On some websites, TCF's stock price appeared to have nearly doubled from around $20 to about $40 a share on Thursday, the day the deal closed. On others, TCF's old stock prices, which hovered in the $20 range, disappeared completely and were replaced with the stock history of Chemical Financial.
"I know that the company has gone though a merger. Did it cause the price of the stock to double?" one shareholder wrote to the Star Tribune over the weekend.
Here's what happened:
While it was called a merger, the deal was actually a simple acquisition in which Detroit-based Chemical Financial bought out TCF's shareholders with stock. But in an unusual step for an acquiring firm, Chemical Financial decided to rename itself with the name of the firm it was buying.

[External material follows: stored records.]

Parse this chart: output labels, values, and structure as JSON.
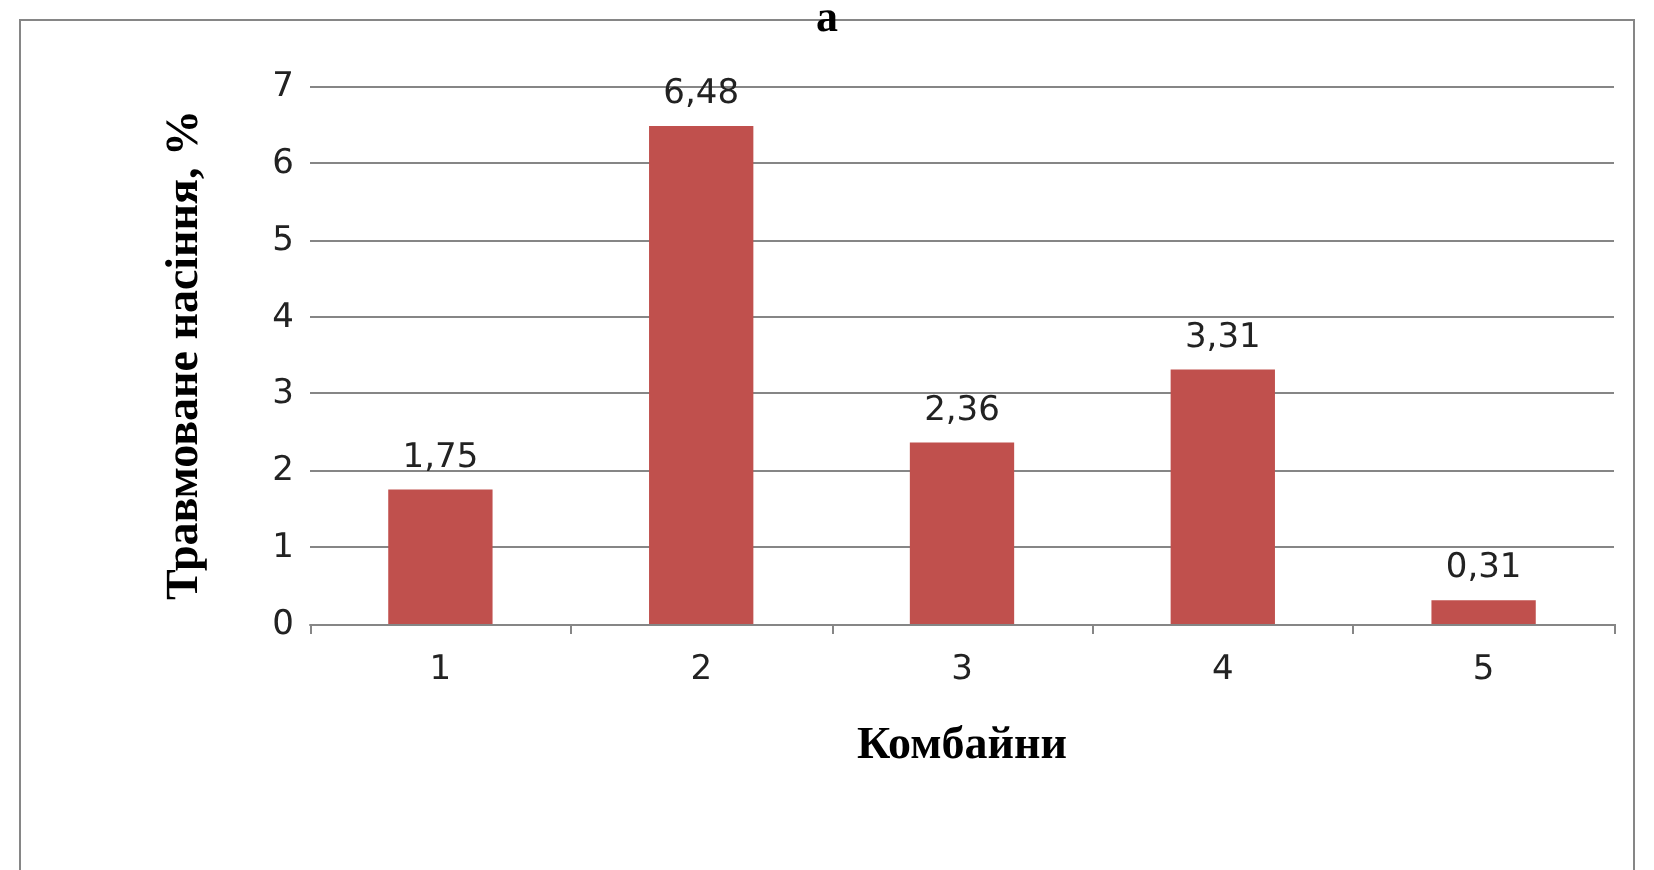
{
  "chart_data": {
    "type": "bar",
    "title": "а",
    "xlabel": "Комбайни",
    "ylabel": "Травмоване насіння, %",
    "categories": [
      "1",
      "2",
      "3",
      "4",
      "5"
    ],
    "values": [
      1.75,
      6.48,
      2.36,
      3.31,
      0.31
    ],
    "value_labels": [
      "1,75",
      "6,48",
      "2,36",
      "3,31",
      "0,31"
    ],
    "color": "#c0504d",
    "ylim": [
      0,
      7
    ],
    "yticks": [
      0,
      1,
      2,
      3,
      4,
      5,
      6,
      7
    ],
    "grid": "y"
  }
}
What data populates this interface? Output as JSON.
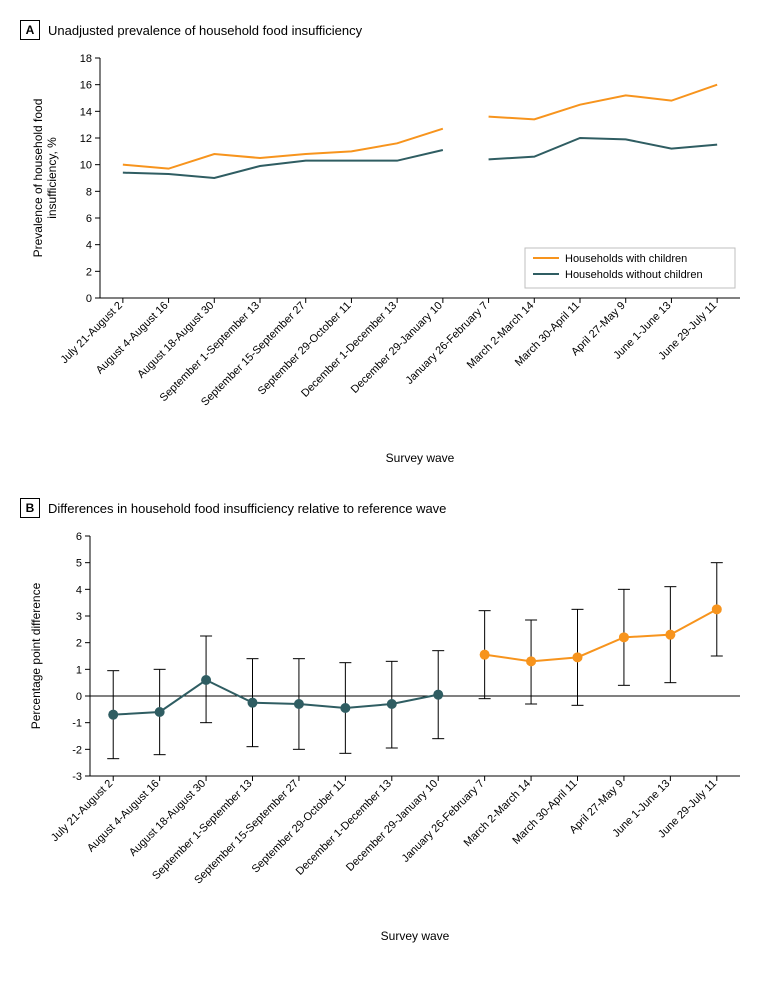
{
  "panelA": {
    "letter": "A",
    "title": "Unadjusted prevalence of household food insufficiency",
    "ylabel": "Prevalence of household food\ninsufficiency, %",
    "xlabel": "Survey wave",
    "ylim": [
      0,
      18
    ],
    "ytick_step": 2,
    "categories": [
      "July 21-August 2",
      "August 4-August 16",
      "August 18-August 30",
      "September 1-September 13",
      "September 15-September 27",
      "September 29-October 11",
      "December 1-December 13",
      "December 29-January 10",
      "January 26-February 7",
      "March 2-March 14",
      "March 30-April 11",
      "April 27-May 9",
      "June 1-June 13",
      "June 29-July 11"
    ],
    "break_after_index": 7,
    "series": [
      {
        "name": "Households with children",
        "color": "#f7941d",
        "values": [
          10.0,
          9.7,
          10.8,
          10.5,
          10.8,
          11.0,
          11.6,
          12.7,
          13.6,
          13.4,
          14.5,
          15.2,
          14.8,
          16.0
        ]
      },
      {
        "name": "Households without children",
        "color": "#2f5d62",
        "values": [
          9.4,
          9.3,
          9.0,
          9.9,
          10.3,
          10.3,
          10.3,
          11.1,
          10.4,
          10.6,
          12.0,
          11.9,
          11.2,
          11.5
        ]
      }
    ],
    "legend": {
      "items": [
        "Households with children",
        "Households without children"
      ],
      "colors": [
        "#f7941d",
        "#2f5d62"
      ]
    },
    "axis_color": "#000000",
    "line_width": 2,
    "label_fontsize": 12,
    "tick_fontsize": 11
  },
  "panelB": {
    "letter": "B",
    "title": "Differences in household food insufficiency relative to reference wave",
    "ylabel": "Percentage point difference",
    "xlabel": "Survey wave",
    "ylim": [
      -3,
      6
    ],
    "ytick_step": 1,
    "categories": [
      "July 21-August 2",
      "August 4-August 16",
      "August 18-August 30",
      "September 1-September 13",
      "September 15-September 27",
      "September 29-October 11",
      "December 1-December 13",
      "December 29-January 10",
      "January 26-February 7",
      "March 2-March 14",
      "March 30-April 11",
      "April 27-May 9",
      "June 1-June 13",
      "June 29-July 11"
    ],
    "points": [
      {
        "value": -0.7,
        "low": -2.35,
        "high": 0.95,
        "color": "#2f5d62"
      },
      {
        "value": -0.6,
        "low": -2.2,
        "high": 1.0,
        "color": "#2f5d62"
      },
      {
        "value": 0.6,
        "low": -1.0,
        "high": 2.25,
        "color": "#2f5d62"
      },
      {
        "value": -0.25,
        "low": -1.9,
        "high": 1.4,
        "color": "#2f5d62"
      },
      {
        "value": -0.3,
        "low": -2.0,
        "high": 1.4,
        "color": "#2f5d62"
      },
      {
        "value": -0.45,
        "low": -2.15,
        "high": 1.25,
        "color": "#2f5d62"
      },
      {
        "value": -0.3,
        "low": -1.95,
        "high": 1.3,
        "color": "#2f5d62"
      },
      {
        "value": 0.05,
        "low": -1.6,
        "high": 1.7,
        "color": "#2f5d62"
      },
      {
        "value": 1.55,
        "low": -0.1,
        "high": 3.2,
        "color": "#f7941d"
      },
      {
        "value": 1.3,
        "low": -0.3,
        "high": 2.85,
        "color": "#f7941d"
      },
      {
        "value": 1.45,
        "low": -0.35,
        "high": 3.25,
        "color": "#f7941d"
      },
      {
        "value": 2.2,
        "low": 0.4,
        "high": 4.0,
        "color": "#f7941d"
      },
      {
        "value": 2.3,
        "low": 0.5,
        "high": 4.1,
        "color": "#f7941d"
      },
      {
        "value": 3.25,
        "low": 1.5,
        "high": 5.0,
        "color": "#f7941d"
      }
    ],
    "marker_radius": 5,
    "line_width": 2,
    "errorbar_width": 1,
    "cap_half_width": 6,
    "axis_color": "#000000",
    "zero_line_color": "#000000",
    "label_fontsize": 12,
    "tick_fontsize": 11
  }
}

In taking on the TCF name, it also adopted TCF's stock symbol, sometimes called a ticker symbol. That confused some personal finance websites, such as Yahoo Finance, which depicts TCF's shares as having nearly doubled last Thursday.
The structure of the deal was a stock-for-stock exchange based on a fixed ratio. If a TCF owner had 1,000 shares, they were converted to 508.1 shares of Chemical Financial just after midnight last Thursday. But with the conversion, Chemical Financial's shares took the TCF name.